Supplementary Materials
Data Availability Statement
Source data used in graphs and in the text are available in Supplementary Tables S1–S7 of the Supplementary Information and Supplementary Tables S2–S7 in Excel Format in the Source Data file. Supplementary Table S1 shows transmission rate of the knockout in the chimeras. Supplementary Table S2 shows the Mass spectrometry (LC-MS/MS) analysis of peptides of the AR of the testes of three adult homozygous (AR−/−) and three adult wild-type (AR+/+) chicken. Supplementary Table S3 shows the plasma levels of testosterone and 17ß-estradiol during ontogeny of homozygous (AR−/−), heterozygous (AR+/) and wild-type (AR+/+) male (M) and female (F) chickens. Supplementary Table S4 summarizes the of statistical analysis of testosterone and estradiol levels during development of male and female chickens.
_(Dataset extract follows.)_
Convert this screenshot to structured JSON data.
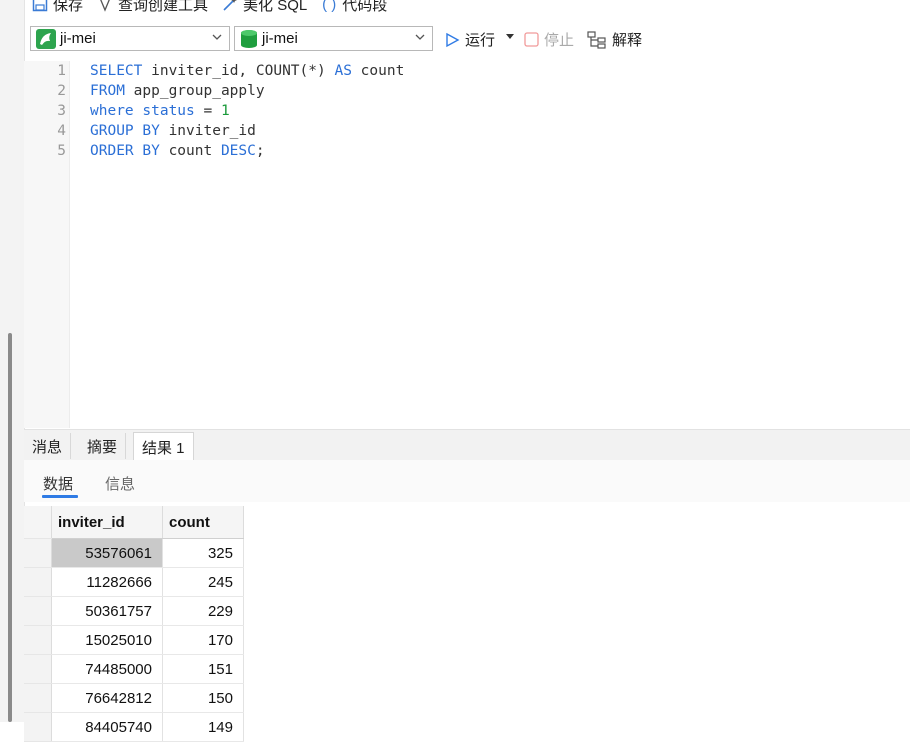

Supplementary Table S5A shows the weight of the bursa of Fabricius, of the testicles, of the comb, the body weight, the bursa-weight to body-weight ratio, the testicle-weight to body-weight ratio, and the comb-weight to body-weight ratio for homozygous (AR−/−) and wild-type (AR+/+) male and/or female chickens at adulthood. Supplementary Table S5B gives the eggs laid per week of homozygous (AR−/−), heterozygous (AR+/−) and wild-type (AR+/+) female chickens. In Supplementary Table S6, the weight of the body and bursa of Fabricius of homozygous (AR−/−), heterozygous (AR+/−) and wild-type (AR+/+) 18 days old embryos treated with testosterone or untreated are listed. Further, the bursa to body weight ratio is given. Supplementary Table S7 comprises the FSH and LH plasma levels of homozygous knockout (AR−/−) and wild-type (AR+/+) male (Supplementary Table S7A) and female (Supplementary Table S7B) chickens at 20 weeks of age. The AR−/− chicken strain is available upon request. Source data are provided with this paper.